I can’t actually tell you what the line is, because those
nine words give away two of the book’s major plot twists.
I will tell you
that while the line was meant to be funny, I’m pretty sure no one else finds it
as hilarious as she does.
Nevertheless, I’m flattered by her passion for anything I’ve written, even if I am a
little flummoxed by her command that I give her something similar in all future
books.
No pressure.
It’s a terribly good reminder of two important facts in
writing:
1) It’s
all subjective. Whether you’re talking editors or agents or your bikini waxer, few
people will have the same reaction to the words you write.
2) The
simplest lines can have the biggest impact.
I’m a passionate believer in the first principal, but since
I’ve hammered that home so many times it
actually has its own label in my blog archives, I thought I’d touch on the
other one for a minute.
A lot of people who’ve gotten their hands on advance copies
of Making Waves have emailed to tell
me what they like about the book. I love this more than you can possibly
imagine, and there’s one line readers consistently praise that I can share
without giving away any major plot points.
The line is spoken by the book’s hero (Alex) in response to
a question from the heroine (Juli) about his biggest turn-on:
Anytime a woman does anything with her mouth anywhere near my neck, I lose it completely.
It appears several more times in the book, and I can’t
actually take credit for it. I borrowed it from a pal who’s well aware I used
it, and who, for the record, has never had my mouth (or any other body parts)
anywhere near his neck.
But I do understand why the line resonates with readers,
particularly of the female persuasion.
Part of it is the context. At the point in the story that Alex
says it, he’s already established he’s a fairly take-charge, sexual guy.
There’s something sweet and disarming about having his biggest turn-on be
something so simple and innocent.
For Juli, it’s a heady feeling being handed the key to
making someone else’s toes curl. Even better, it’s something easy to execute. I
doubt anyone would be as excited if Alex’s weakness was having a woman eat
beluga caviar out of his navel while executing a downward dog yoga pose.

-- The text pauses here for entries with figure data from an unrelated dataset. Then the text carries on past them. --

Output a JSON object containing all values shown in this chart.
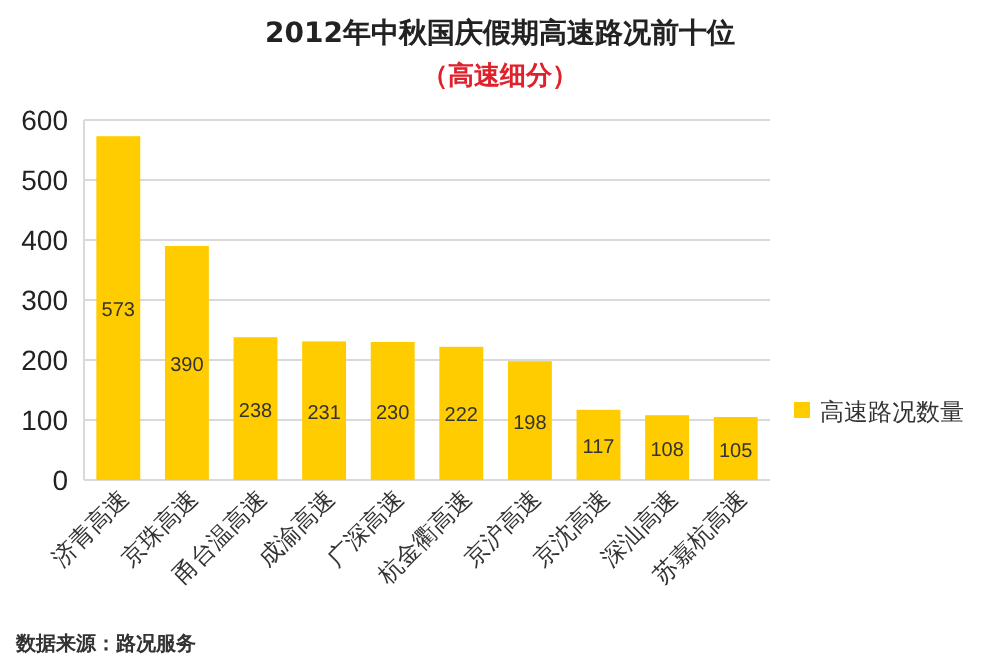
{
  "chart_data": {
    "type": "bar",
    "title": "2012年中秋国庆假期高速路况前十位",
    "subtitle": "（高速细分）",
    "categories": [
      "济青高速",
      "京珠高速",
      "甬台温高速",
      "成渝高速",
      "广深高速",
      "杭金衢高速",
      "京沪高速",
      "京沈高速",
      "深汕高速",
      "苏嘉杭高速"
    ],
    "series": [
      {
        "name": "高速路况数量",
        "color": "#ffcc00",
        "values": [
          573,
          390,
          238,
          231,
          230,
          222,
          198,
          117,
          108,
          105
        ]
      }
    ],
    "ylim": [
      0,
      600
    ],
    "yticks": [
      0,
      100,
      200,
      300,
      400,
      500,
      600
    ],
    "grid": "y",
    "legend": "right",
    "data_labels": true,
    "annotations": [
      "数据来源：路况服务"
    ]
  }
}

There’s also something charming about the fact that Alex
trusts Juli with this detail about himself. True, he’s not revealing some
embarrassingly kinky fetish, but he is
giving her a fairly intimate piece of information. The fact that he’s willing
to do that – and the way she chooses to respond to it – says a lot about the
dynamic between them.
Are there certain lines in your favorite books that resonate
with you more than others? How about in your own writing? Please share.
And please don’t attempt that caviar thing at home. I take
no responsibility for injuries or carpet stains.
8 comments :
I think anything like this, that reveals exactly how two people (characters) relate to each other, can be pure gold. Every character is going to have a specific opinion about every other character, and treat them in certain ways.

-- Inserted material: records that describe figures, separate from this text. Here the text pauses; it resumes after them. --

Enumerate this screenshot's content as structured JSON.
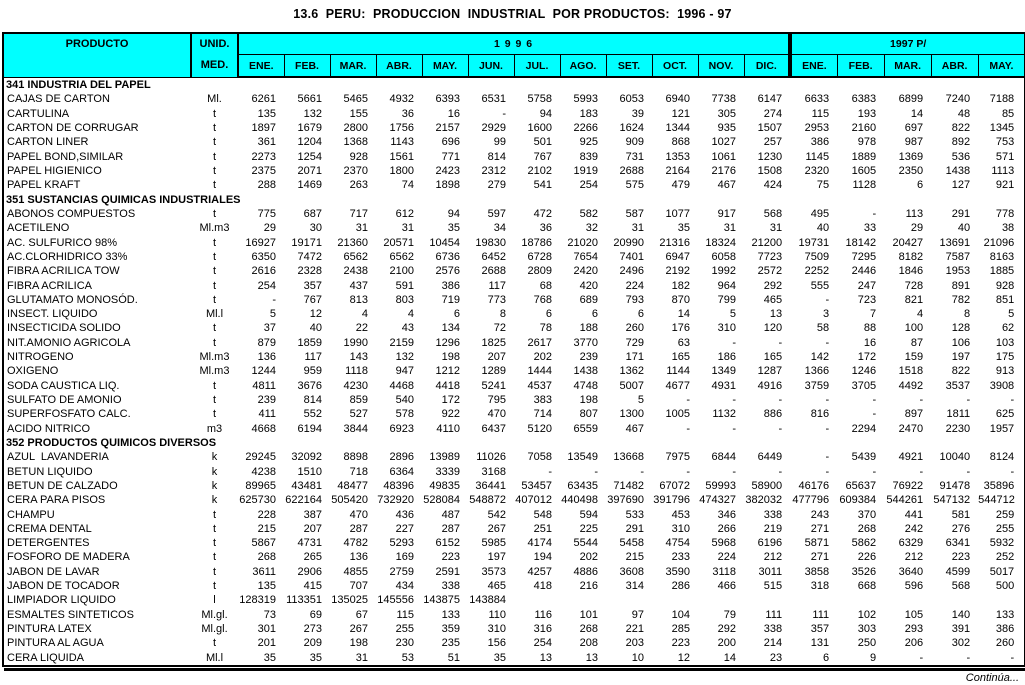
{
  "title": "13.6  PERU:  PRODUCCION  INDUSTRIAL  POR PRODUCTOS:  1996 - 97",
  "footer": "Continúa...",
  "colors": {
    "header_bg": "#00FFFF",
    "border": "#000000",
    "text": "#000000"
  },
  "table": {
    "header": {
      "product_label": "PRODUCTO",
      "unit_label_line1": "UNID.",
      "unit_label_line2": "MED.",
      "group_1996_label": "1 9 9 6",
      "group_1997_label": "1997 P/",
      "months_1996": [
        "ENE.",
        "FEB.",
        "MAR.",
        "ABR.",
        "MAY.",
        "JUN.",
        "JUL.",
        "AGO.",
        "SET.",
        "OCT.",
        "NOV.",
        "DIC."
      ],
      "months_1997": [
        "ENE.",
        "FEB.",
        "MAR.",
        "ABR.",
        "MAY."
      ]
    },
    "sections": [
      {
        "heading": "341 INDUSTRIA DEL PAPEL",
        "rows": [
          {
            "product": "CAJAS DE CARTON",
            "unit": "Ml.",
            "values": [
              "6261",
              "5661",
              "5465",
              "4932",
              "6393",
              "6531",
              "5758",
              "5993",
              "6053",
              "6940",
              "7738",
              "6147",
              "6633",
              "6383",
              "6899",
              "7240",
              "7188"
            ]
          },
          {
            "product": "CARTULINA",
            "unit": "t",
            "values": [
              "135",
              "132",
              "155",
              "36",
              "16",
              "-",
              "94",
              "183",
              "39",
              "121",
              "305",
              "274",
              "115",
              "193",
              "14",
              "48",
              "85"
            ]
          },
          {
            "product": "CARTON DE CORRUGAR",
            "unit": "t",
            "values": [
              "1897",
              "1679",
              "2800",
              "1756",
              "2157",
              "2929",
              "1600",
              "2266",
              "1624",
              "1344",
              "935",
              "1507",
              "2953",
              "2160",
              "697",
              "822",
              "1345"
            ]
          },
          {
            "product": "CARTON LINER",
            "unit": "t",
            "values": [
              "361",
              "1204",
              "1368",
              "1143",
              "696",
              "99",
              "501",
              "925",
              "909",
              "868",
              "1027",
              "257",
              "386",
              "978",
              "987",
              "892",
              "753"
            ]
          },
          {
            "product": "PAPEL BOND,SIMILAR",
            "unit": "t",
            "values": [
              "2273",
              "1254",
              "928",
              "1561",
              "771",
              "814",
              "767",
              "839",
              "731",
              "1353",
              "1061",
              "1230",
              "1145",
              "1889",
              "1369",
              "536",
              "571"
            ]
          },
          {
            "product": "PAPEL HIGIENICO",
            "unit": "t",
            "values": [
              "2375",
              "2071",
              "2370",
              "1800",
              "2423",
              "2312",
              "2102",
              "1919",
              "2688",
              "2164",
              "2176",
              "1508",
              "2320",
              "1605",
              "2350",
              "1438",
              "1113"
            ]
          },
          {
            "product": "PAPEL KRAFT",
            "unit": "t",
            "values": [
              "288",
              "1469",
              "263",
              "74",
              "1898",
              "279",
              "541",
              "254",
              "575",
              "479",
              "467",
              "424",
              "75",
              "1128",
              "6",
              "127",
              "921"
            ]
          }
        ]
      },
      {
        "heading": "351 SUSTANCIAS QUIMICAS INDUSTRIALES",
        "rows": [
          {
            "product": "ABONOS COMPUESTOS",
            "unit": "t",
            "values": [
              "775",
              "687",
              "717",
              "612",
              "94",
              "597",
              "472",
              "582",
              "587",
              "1077",
              "917",
              "568",
              "495",
              "-",
              "113",
              "291",
              "778"
            ]
          },
          {
            "product": "ACETILENO",
            "unit": "Ml.m3",
            "values": [
              "29",
              "30",
              "31",
              "31",
              "35",
              "34",
              "36",
              "32",
              "31",
              "35",
              "31",
              "31",
              "40",
              "33",
              "29",
              "40",
              "38"
            ]
          },
          {
            "product": "AC. SULFURICO 98%",
            "unit": "t",
            "values": [
              "16927",
              "19171",
              "21360",
              "20571",
              "10454",
              "19830",
              "18786",
              "21020",
              "20990",
              "21316",
              "18324",
              "21200",
              "19731",
              "18142",
              "20427",
              "13691",
              "21096"
            ]
          },
          {
            "product": "AC.CLORHIDRICO 33%",
            "unit": "t",
            "values": [
              "6350",
              "7472",
              "6562",
              "6562",
              "6736",
              "6452",
              "6728",
              "7654",
              "7401",
              "6947",
              "6058",
              "7723",
              "7509",
              "7295",
              "8182",
              "7587",
              "8163"
            ]
          },
          {
            "product": "FIBRA ACRILICA TOW",
            "unit": "t",
            "values": [
              "2616",
              "2328",
              "2438",
              "2100",
              "2576",
              "2688",
              "2809",
              "2420",
              "2496",
              "2192",
              "1992",
              "2572",
              "2252",
              "2446",
              "1846",
              "1953",
              "1885"
            ]
          },
          {
            "product": "FIBRA ACRILICA",
            "unit": "t",
            "values": [
              "254",
              "357",
              "437",
              "591",
              "386",
              "117",
              "68",
              "420",
              "224",
              "182",
              "964",
              "292",
              "555",
              "247",
              "728",
              "891",
              "928"
            ]
          },
          {
            "product": "GLUTAMATO MONOSÓD.",
            "unit": "t",
            "values": [
              "-",
              "767",
              "813",
              "803",
              "719",
              "773",
              "768",
              "689",
              "793",
              "870",
              "799",
              "465",
              "-",
              "723",
              "821",
              "782",
              "851"
            ]
          },
          {
            "product": "INSECT. LIQUIDO",
            "unit": "Ml.l",
            "values": [
              "5",
              "12",
              "4",
              "4",
              "6",
              "8",
              "6",
              "6",
              "6",
              "14",
              "5",
              "13",
              "3",
              "7",
              "4",
              "8",
              "5"
            ]
          },
          {
            "product": "INSECTICIDA SOLIDO",
            "unit": "t",
            "values": [
              "37",
              "40",
              "22",
              "43",
              "134",
              "72",
              "78",
              "188",
              "260",
              "176",
              "310",
              "120",
              "58",
              "88",
              "100",
              "128",
              "62"
            ]
          },
          {
            "product": "NIT.AMONIO AGRICOLA",
            "unit": "t",
            "values": [
              "879",
              "1859",
              "1990",
              "2159",
              "1296",
              "1825",
              "2617",
              "3770",
              "729",
              "63",
              "-",
              "-",
              "-",
              "16",
              "87",
              "106",
              "103"
            ]
          },
          {
            "product": "NITROGENO",
            "unit": "Ml.m3",
            "values": [
              "136",
              "117",
              "143",
              "132",
              "198",
              "207",
              "202",
              "239",
              "171",
              "165",
              "186",
              "165",
              "142",
              "172",
              "159",
              "197",
              "175"
            ]
          },
          {
            "product": "OXIGENO",
            "unit": "Ml.m3",
            "values": [
              "1244",
              "959",
              "1118",
              "947",
              "1212",
              "1289",
              "1444",
              "1438",
              "1362",
              "1144",
              "1349",
              "1287",
              "1366",
              "1246",
              "1518",
              "822",
              "913"
            ]
          },
          {
            "product": "SODA CAUSTICA LIQ.",
            "unit": "t",
            "values": [
              "4811",
              "3676",
              "4230",
              "4468",
              "4418",
              "5241",
              "4537",
              "4748",
              "5007",
              "4677",
              "4931",
              "4916",
              "3759",
              "3705",
              "4492",
              "3537",
              "3908"
            ]
          },
          {
            "product": "SULFATO DE AMONIO",
            "unit": "t",
            "values": [
              "239",
              "814",
              "859",
              "540",
              "172",
              "795",
              "383",
              "198",
              "5",
              "-",
              "-",
              "-",
              "-",
              "-",
              "-",
              "-",
              "-"
            ]
          },
          {
            "product": "SUPERFOSFATO CALC.",
            "unit": "t",
            "values": [
              "411",
              "552",
              "527",
              "578",
              "922",
              "470",
              "714",
              "807",
              "1300",
              "1005",
              "1132",
              "886",
              "816",
              "-",
              "897",
              "1811",
              "625"
            ]
          },
          {
            "product": "ACIDO NITRICO",
            "unit": "m3",
            "values": [
              "4668",
              "6194",
              "3844",
              "6923",
              "4110",
              "6437",
              "5120",
              "6559",
              "467",
              "-",
              "-",
              "-",
              "-",
              "2294",
              "2470",
              "2230",
              "1957"
            ]
          }
        ]
      },
      {
        "heading": "352 PRODUCTOS QUIMICOS DIVERSOS",
        "rows": [
          {
            "product": "AZUL  LAVANDERIA",
            "unit": "k",
            "values": [
              "29245",
              "32092",
              "8898",
              "2896",
              "13989",
              "11026",
              "7058",
              "13549",
              "13668",
              "7975",
              "6844",
              "6449",
              "-",
              "5439",
              "4921",
              "10040",
              "8124"
            ]
          },
          {
            "product": "BETUN LIQUIDO",
            "unit": "k",
            "values": [
              "4238",
              "1510",
              "718",
              "6364",
              "3339",
              "3168",
              "-",
              "-",
              "-",
              "-",
              "-",
              "-",
              "-",
              "-",
              "-",
              "-",
              "-"
            ]
          },
          {
            "product": "BETUN DE CALZADO",
            "unit": "k",
            "values": [
              "89965",
              "43481",
              "48477",
              "48396",
              "49835",
              "36441",
              "53457",
              "63435",
              "71482",
              "67072",
              "59993",
              "58900",
              "46176",
              "65637",
              "76922",
              "91478",
              "35896"
            ]
          },
          {
            "product": "CERA PARA PISOS",
            "unit": "k",
            "values": [
              "625730",
              "622164",
              "505420",
              "732920",
              "528084",
              "548872",
              "407012",
              "440498",
              "397690",
              "391796",
              "474327",
              "382032",
              "477796",
              "609384",
              "544261",
              "547132",
              "544712"
            ]
          },
          {
            "product": "CHAMPU",
            "unit": "t",
            "values": [
              "228",
              "387",
              "470",
              "436",
              "487",
              "542",
              "548",
              "594",
              "533",
              "453",
              "346",
              "338",
              "243",
              "370",
              "441",
              "581",
              "259"
            ]
          },
          {
            "product": "CREMA DENTAL",
            "unit": "t",
            "values": [
              "215",
              "207",
              "287",
              "227",
              "287",
              "267",
              "251",
              "225",
              "291",
              "310",
              "266",
              "219",
              "271",
              "268",
              "242",
              "276",
              "255"
            ]
          },
          {
            "product": "DETERGENTES",
            "unit": "t",
            "values": [
              "5867",
              "4731",
              "4782",
              "5293",
              "6152",
              "5985",
              "4174",
              "5544",
              "5458",
              "4754",
              "5968",
              "6196",
              "5871",
              "5862",
              "6329",
              "6341",
              "5932"
            ]
          },
          {
            "product": "FOSFORO DE MADERA",
            "unit": "t",
            "values": [
              "268",
              "265",
              "136",
              "169",
              "223",
              "197",
              "194",
              "202",
              "215",
              "233",
              "224",
              "212",
              "271",
              "226",
              "212",
              "223",
              "252"
            ]
          },
          {
            "product": "JABON DE LAVAR",
            "unit": "t",
            "values": [
              "3611",
              "2906",
              "4855",
              "2759",
              "2591",
              "3573",
              "4257",
              "4886",
              "3608",
              "3590",
              "3118",
              "3011",
              "3858",
              "3526",
              "3640",
              "4599",
              "5017"
            ]
          },
          {
            "product": "JABON DE TOCADOR",
            "unit": "t",
            "values": [
              "135",
              "415",
              "707",
              "434",
              "338",
              "465",
              "418",
              "216",
              "314",
              "286",
              "466",
              "515",
              "318",
              "668",
              "596",
              "568",
              "500"
            ]
          },
          {
            "product": "LIMPIADOR LIQUIDO",
            "unit": "l",
            "values": [
              "128319",
              "113351",
              "135025",
              "145556",
              "143875",
              "143884",
              "",
              "",
              "",
              "",
              "",
              "",
              "",
              "",
              "",
              "",
              ""
            ]
          },
          {
            "product": "ESMALTES SINTETICOS",
            "unit": "Ml.gl.",
            "values": [
              "73",
              "69",
              "67",
              "115",
              "133",
              "110",
              "116",
              "101",
              "97",
              "104",
              "79",
              "111",
              "111",
              "102",
              "105",
              "140",
              "133"
            ]
          },
          {
            "product": "PINTURA LATEX",
            "unit": "Ml.gl.",
            "values": [
              "301",
              "273",
              "267",
              "255",
              "359",
              "310",
              "316",
              "268",
              "221",
              "285",
              "292",
              "338",
              "357",
              "303",
              "293",
              "391",
              "386"
            ]
          },
          {
            "product": "PINTURA AL AGUA",
            "unit": "t",
            "values": [
              "201",
              "209",
              "198",
              "230",
              "235",
              "156",
              "254",
              "208",
              "203",
              "223",
              "200",
              "214",
              "131",
              "250",
              "206",
              "302",
              "260"
            ]
          },
          {
            "product": "CERA LIQUIDA",
            "unit": "Ml.l",
            "values": [
              "35",
              "35",
              "31",
              "53",
              "51",
              "35",
              "13",
              "13",
              "10",
              "12",
              "14",
              "23",
              "6",
              "9",
              "-",
              "-",
              "-"
            ]
          }
        ]
      }
    ]
  }
}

One of the best things my editor did in her editorial letter for IN A FIX was point out candidates for "best line of the book" as she came across them. It was so much fun to see what stood out for her!
Oh, and I loved Alex's sensitive neck. *swoon*
I love watching a character's personality grow because of the situation he or she are in, or simply because of other characters around them.

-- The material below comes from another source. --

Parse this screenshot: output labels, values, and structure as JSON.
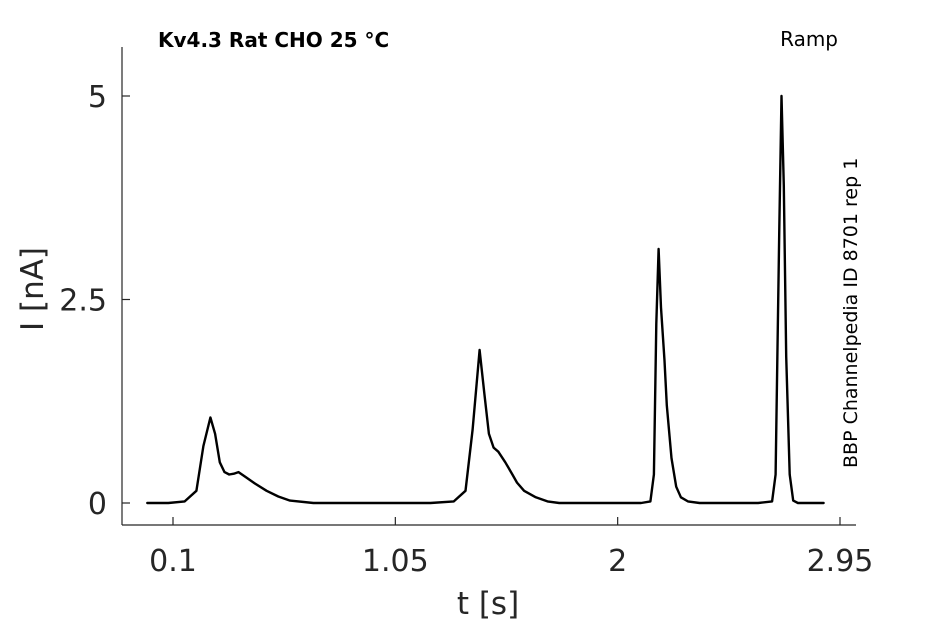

Please promise me you won't do a blog post about my favorite lines and I promise I'll keep sending them to you (unedited).
MEEEE-OW!
Wait? Waht? We're not talking about your shaved kitty anymore?
Sorry. I seem to be fixated, you saucy girl.
Wait! I don't mean to imply that ALL girls are saucy, specifically anyone's sweet innocent daughter. Except, Tawna's mom's daughter. But I am calling her saucy in a nice way! Kind of like her nice tits! I can say that, because she said it. Oh crap@! I am implying ALL tits are nice by saying that.
Wait. ALL tits ARE nice! Well, except when someone is being a stupid tit. Can someone be a smart tit?
This is not going well. How did I start talking about tits? Someone is going to be offended. I'm offended that someone is offended. No. Wait. I am just crazy. I need to stop now.
Recently, my mom was reading one of my books. The line is something like "It pained her to listen to the song because love was a crock of $*&%". I love that line because it's a perfect representation of how my heroine feels about love and romance. When my mom read it, she started laughing hysterically. I mean, she couldn't even stop laughing long enough to tell me what was so funny about my book.
That made me feel great because yes, it's funny, and it also reveals a lot about who she is. It was a good moment as a writer.
"There’s something sweet and disarming about having his biggest turn-on be something so simple and innocent."
Maybe this says something about me, not the act itself, but I concur with your character. I think a mouth anywhere near a neck is downright cunning. One of those things that's either outright seduction or cruelty.
Wow, gut reaction? Yeah, that is a hot sentence.
I love your explanation of why it works.